Poetycka refleksja

W poetyckiej refleksji obrazów, w ich twórczym tchnieniu, w strofach misternej konstrukcji dominuje wątek zadumy i tęsknoty. Prezentowane prace to kalejdoskop obrazów z życia artystów, tchnące pasją, zmysłowością i spojrzeniem ekspresyjnym. W sztuce kryje się siła wyzwalająca, tajemnicza, która uświetnia i wzbogaca człowieka. Gdy natężymy słuch, być może usłyszymy słabe łopotanie skrzydeł, łagodny odgłos życia i nadziei. Nie są to obrazy biernej kontemplacji, zachwytu nad celnością wyrazu, lecz dzieła aktywnego, twórczego stosunku widza do obrazu. Sztuka cicha istnieje pełniej, jest prawdziwsza, bo tylko w ciszy można się zbliżyć do doskonałości.
Twórcy postrzegają rzeczywistość, jako kolaż rozmaitości, uzupełniany na bieżąco tym, czym dysponuje pamięć. Obrazy ich żywe i prawdziwe jak wyobraża się anioły,
a nie jak odbicie zamknięte w lustrze. Promieniują szczerością, prostotą, bez pretensji do ulepszania świata i wyjaśniania go. Można by rzec, że śmieją się życiu
w twarz i są poniekąd hołdem złożonym pogodzie ducha i radości życia.
Epickie podstawy twórczości artystycznej zaprezentowanych autorów przypominają
w tak rozmaitym nasileniu o tym, że w całej przyrodzie występująca cała gama barw, kształtów, cieni, która syci i łagodzi, nigdy tak naprawdę nie nuży. W wielu przypadkach w rzeczywistości są to jedynie próby zbliżenia się rozmaitymi drogami do czegoś niewyczerpanego, istniejącego tylko w ludzkim umyśle. Twórcze porywy artystów muskające Pegaza orzeźwiają go, dodają mu animuszu i sił, by ponieść wyrobników sztuki do gwiazd i przesłonić skrzydłami tajemnicy wewnętrzne piękno.
Charakterystyczny jest swoisty estetyzm, rozmiłowanie w egzotycznych motywach, pewna już poniekąd wirtuozeria formalna i subtelność w cieniowaniu nastrojów.
Prace wyróżnionych autorów cechuje bogactwo treści, melodyjność oraz piękna forma. Przenika je tęsknota za szczęściem.

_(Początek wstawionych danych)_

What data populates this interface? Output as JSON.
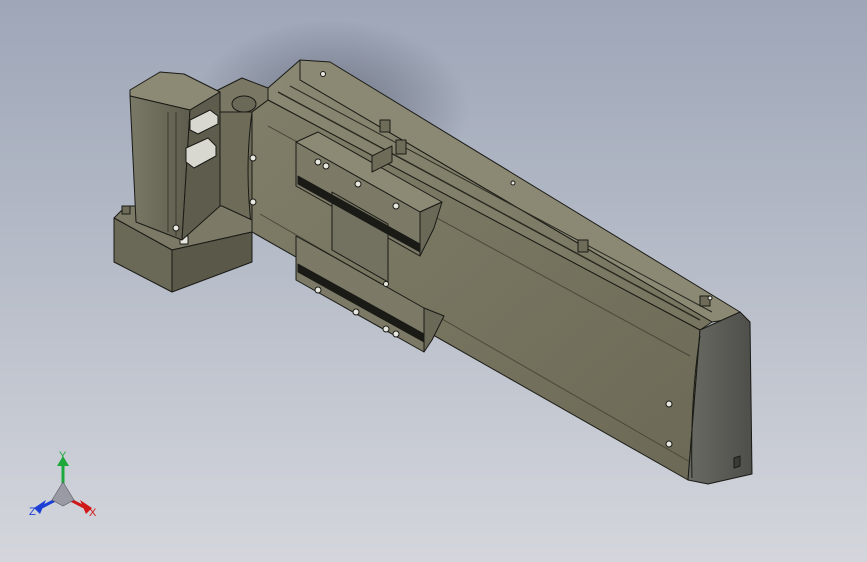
{
  "viewport": {
    "name": "cad-3d-viewport",
    "model": "linear-actuator-module"
  },
  "triad": {
    "x_label": "X",
    "y_label": "Y",
    "z_label": "Z",
    "x_color": "#d01818",
    "y_color": "#1fa83a",
    "z_color": "#1c3fd6"
  },
  "colors": {
    "body_top": "#7e7c66",
    "body_front": "#6e6c58",
    "body_side": "#5a5848",
    "edge": "#1a1a16",
    "background_top": "#9ea6b8",
    "background_bottom": "#d4d6dc"
  }
}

Przypominają raczej zobrazowane marzenia niż obiektywną relację. Punktem wyjścia tych autorów jest instynkt plastyczny zaprawiony wyczuciem harmonii muzycznej.
Mamy poczucie obcowania z niemal dotykalną, lecz jednocześnie nieuchwytną tajemnicą, z ukrytą wiedzą, która jest w nas, a jednocześnie kieruje naszym odczuwaniem świata, nie daje się zracjonalizować, daje się wyrazić jedynie w twórczym dyskursie w milczeniu.Schodząc w zawiłe meandry życia artyści potrafią przeciwstawić świat wyobraźni i świat słów w budzący nasz podziw i wdzięczność świat obrazów. Ich dodatkowym atutem jest to, że niechętnie kaleczą piękny krajobraz malarstwa, rzeźby i fotografii „własnymi słowami”. Obrazy wyłaniają się z zalewu rozwibrowanego światła – fragmentarycznie, z mocniejszymi punktami krystalizacji, które odpowiadają miejscom przemierzanym na tym lądzie, ale
w wyobraźni. Widzimy sceny jakby ze snu przyrodniczego widowiska oglądanego przez autorów z niesłabnącą pasją o wszystkich porach roku i dnia. Jest tu poczucie tajemnicy, niedającej się określić i dotykającej powierzchni życia tylko w rzadkich chwilach.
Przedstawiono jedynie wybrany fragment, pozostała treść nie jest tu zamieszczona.